MIA > Archive > C.L.R. James
From Labor Action, Vol. IX No. 24, 11 June 1945, p. 3.
Transcribed & marked up by Einde O’Callaghan for the Marxists’ Internet Archive.
At present a bill for a permanent FEPC is being considered by Congress. Whether it will be passed or not and what form it will take depends to a substantial degree upon the mass agitation which is carried out by the Negro people. Not only will this have its effect on Congressmen and the government, who are in deadly fear of race riots, but the Negro agitation will stimulate the labor movement to do what it did in New York – add its social weight and political prestige to this forward movement of the Negro people.
This agitation for legislation against discrimination is of the greatest political significance, whatever may be the actual results achieved. The Negro people, in harmony with the general social movement of our time, have instinctively recognized that the road to their emancipation leads them not only to the labor movement but also against the capitalist state. They are calling upon the government to redress their wrongs.
But the government is not an abstraction. It is a government of the Democratic Party or, possibly, a government of the Republican Party. There have been many signs during the past year that the Negro people are profoundly skeptical of the intention of both these parties in relation to the Negro question. Yet for seventy-five years one or the other party has been the governing body of the country.
Negroes should ask themselves if labor so far has proved itself our greatest ally, and if we are looking to government to redress our wrongs, why shouldn’t we draw these ideas to their logical conclusion and call upon labor to form a labor government – more precisely, a government of the workers?
The Negroes are seeking government legislation to prohibit racial discrimination. What better government to do this than a workers’ government?
Within the last few months the Negro struggle against discrimination in the Army has seen the Negro Seabees and four Negro WACS fight and win magnificent victories. They showed the determination to resist and focussed the attention of the whole of the United States and of the U.S. Army all over the world upon the Negro struggle. But here we are now facing again a struggle over the hundred Negro officers in Indiana who have refused to submit to Jim Crow in the Army.

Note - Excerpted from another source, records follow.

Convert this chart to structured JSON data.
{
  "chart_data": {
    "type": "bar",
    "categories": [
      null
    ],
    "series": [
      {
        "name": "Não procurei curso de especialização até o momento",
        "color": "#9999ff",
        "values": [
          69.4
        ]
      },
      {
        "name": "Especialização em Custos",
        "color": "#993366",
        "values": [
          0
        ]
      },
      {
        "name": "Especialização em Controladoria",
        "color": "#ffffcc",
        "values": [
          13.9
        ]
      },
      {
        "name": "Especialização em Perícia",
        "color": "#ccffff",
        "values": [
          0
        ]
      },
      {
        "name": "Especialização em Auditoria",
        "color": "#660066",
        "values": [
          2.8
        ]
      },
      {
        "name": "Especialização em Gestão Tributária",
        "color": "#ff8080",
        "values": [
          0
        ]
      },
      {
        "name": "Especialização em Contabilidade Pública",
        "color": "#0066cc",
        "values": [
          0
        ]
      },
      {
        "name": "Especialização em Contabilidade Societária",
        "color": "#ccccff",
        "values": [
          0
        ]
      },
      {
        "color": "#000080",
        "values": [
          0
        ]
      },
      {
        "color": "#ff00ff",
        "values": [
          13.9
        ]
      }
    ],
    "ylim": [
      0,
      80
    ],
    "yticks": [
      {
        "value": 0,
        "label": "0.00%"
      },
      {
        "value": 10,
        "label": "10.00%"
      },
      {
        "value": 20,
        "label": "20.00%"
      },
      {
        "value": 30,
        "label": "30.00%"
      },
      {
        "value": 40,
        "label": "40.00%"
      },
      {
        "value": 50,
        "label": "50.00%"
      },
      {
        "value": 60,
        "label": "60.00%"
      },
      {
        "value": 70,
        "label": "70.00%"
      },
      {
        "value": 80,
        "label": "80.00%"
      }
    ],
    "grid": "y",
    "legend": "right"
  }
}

How long is this to go on? Instead of the continuous, exhausting, piece-by-piece protests to the capitalist government, isn’t it time to consider another solution – changing the type of government altogether?
The only government which could change the present Jim Crow status of the Negro in the Army and in every other sphere is a government representative of the working class, a government which will carry over into public administration and public legislation the racial solidarity established and learned in the production process itself.
If the Negroes think over their past history, during the last ten years in particular, they will see this as the perspective of the future which offers them a road out of the tortures, trials and disappointments of centuries.
From the purely Negro point of view, this is so. But in social life there can be no purely Negro point of view. The Negro question is a subordinate part of American society. It is what happens to American society that is decisive for the Negro people and not vice versa. The Negro people know that upon the employment question hangs their future.
If there is a great depression after the war they will not only lose their gains in industry. The racial conflicts will in all probability be intensified because union solidarity will be endangered.
For the Negroes, therefore, the question of a program for “full employment” is a matter of vital necessity.
Now here again what prospect of full employment does the Truman government offer? It has ho plan. It can have none. What Roosevelt could not do, Truman cannot do. Even the New Deal was acknowledged to be dead by the man who organized it.
There is only one way to full employment. The way is a drastic reorganization of the entire economic structure, planning for peace as systematically and energetically as the capitalists planned for their war. But who will do this? The Truman government? The mere thought is ridiculous. A government of Dewey? Equally ridiculous. Only one type of government can do it – a government of the workers’ own representatives, leading the working class and the great majority of the people along the road to a new society – socialism.